Павловский дворец по праву считался произведением искусства, творением русской классики. Строили его для императора Павла лучшие русские мастера. После Павла дворец принадлежал Александру Первому, Николаю Первому и затем - боковой ветви царской семьи: великим князьям.
Начался двадцатый век. Все дворцы, все богатые дома - и в Петербурге и пригородные - были залиты электрическим светом. А в Павловске по-прежнему обходились без электрических ламп. Константин Константинович любил, как он выражался, «умную старину». В его дворце чадили канделябры с множеством свечей.
Сегодня днем великий князь принимал в одной из дворцовых гостиных. Перед ним, еле-еле приткнувшись на кресло, сидел некто, похожий на лысого елочного деда. Дел был с красным носом и в мундире действительного тайного советника; из-под белоснежной мохнатой бороды поблескивали ордена и ученые знаки: магистерские, докторские, богословских и светских наук.
Великий князь слушал.
- Вы, ваше высочество, сами тонкий знаток, - говорил ему дед, подобострастно наклоняясь и в то же время сверкая сердитыми глазками. - Да мне ли учить вас? Вы вспомните: что, удалось алхимикам в своих ретортах создать гомункула, искусственного человека? Разве можно отделить науку от религии… э-э… дух от материи? Вы не прогневайтесь… Но разве можно отделить? Нет, ваше высочество! Не так ли? Только дух, - старик поднял руку со скрюченными пальцами, затряс ею над своей лысиной, - только вечный дух властен творить из мертвой материи живую!

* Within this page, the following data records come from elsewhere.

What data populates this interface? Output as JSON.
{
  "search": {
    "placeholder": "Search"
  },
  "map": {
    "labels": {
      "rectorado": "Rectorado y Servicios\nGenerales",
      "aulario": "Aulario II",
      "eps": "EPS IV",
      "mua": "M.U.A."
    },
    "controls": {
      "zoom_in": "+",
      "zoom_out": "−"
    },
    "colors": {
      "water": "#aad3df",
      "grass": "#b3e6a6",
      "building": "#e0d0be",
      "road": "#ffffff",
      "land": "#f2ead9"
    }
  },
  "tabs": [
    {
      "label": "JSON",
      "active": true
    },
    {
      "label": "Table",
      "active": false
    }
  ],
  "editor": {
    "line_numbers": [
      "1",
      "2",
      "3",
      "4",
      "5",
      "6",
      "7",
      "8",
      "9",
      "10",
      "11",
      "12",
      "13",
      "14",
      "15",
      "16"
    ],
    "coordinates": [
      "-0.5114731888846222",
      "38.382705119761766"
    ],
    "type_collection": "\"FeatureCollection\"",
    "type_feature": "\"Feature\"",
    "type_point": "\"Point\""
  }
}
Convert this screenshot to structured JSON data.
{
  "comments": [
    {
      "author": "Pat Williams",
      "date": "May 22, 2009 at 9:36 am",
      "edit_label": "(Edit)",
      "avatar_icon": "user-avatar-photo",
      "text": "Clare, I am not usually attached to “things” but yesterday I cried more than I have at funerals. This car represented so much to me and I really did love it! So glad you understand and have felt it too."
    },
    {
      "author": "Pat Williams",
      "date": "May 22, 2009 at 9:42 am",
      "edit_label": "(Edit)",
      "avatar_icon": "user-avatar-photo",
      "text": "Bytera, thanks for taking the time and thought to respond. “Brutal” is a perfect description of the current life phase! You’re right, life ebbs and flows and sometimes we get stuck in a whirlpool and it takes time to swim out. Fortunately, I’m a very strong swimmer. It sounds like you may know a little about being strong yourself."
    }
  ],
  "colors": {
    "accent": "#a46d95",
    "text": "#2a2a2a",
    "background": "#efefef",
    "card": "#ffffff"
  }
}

Ни флоры, ни фауны смертные создать не могут. Тлетворные воззрения материалистов, по счастью, ныне опровергнуты наукой. И лишь жалкие неучи и шарлатаны… - глазки старика округлились, он заморгал воспаленными веками, тыкал пальцем, уже в сторону великого князя, - неучи и шарлатаны, не понимающие божественной природы бытия…
Константин Константинович слегка усмехнулся:
- Перебью вас, извините, профессор. Какого вы мнения о замыслах сего Лисичкина… Лисицына, то есть? На прямой вопрос ответьте.
Голос великого князя был глухого тембра; в произношении чувствовался английский акцент.
- Лжец! - воскликнул дед, едва ли не подпрыгнув в кресле. - Лжец и вымогатель! Дерзнул вам написать бессовестную ложь! Наукой строго установлено: не в состоянии… - он багровел от ярости при каждом слове, - люди… содеять в бутылке то таинственное, что волей божьей творится в живом растении!..
Константин Константинович поощрительно кивнул. Подумал, что человеку не переступить через пределы, положенные богом. Здесь - аксиома. Ну, ясно, и чего же больше нужно? А его секретарь становится невыносимым: он себе позволил вызвать, кроме этого профессора, еще другого, по собственному выбору, не академика, а просто так - с университетской кафедры. Зачем еще второй профессор? Все - из-за вздорного прошения. Стоит ли оно того!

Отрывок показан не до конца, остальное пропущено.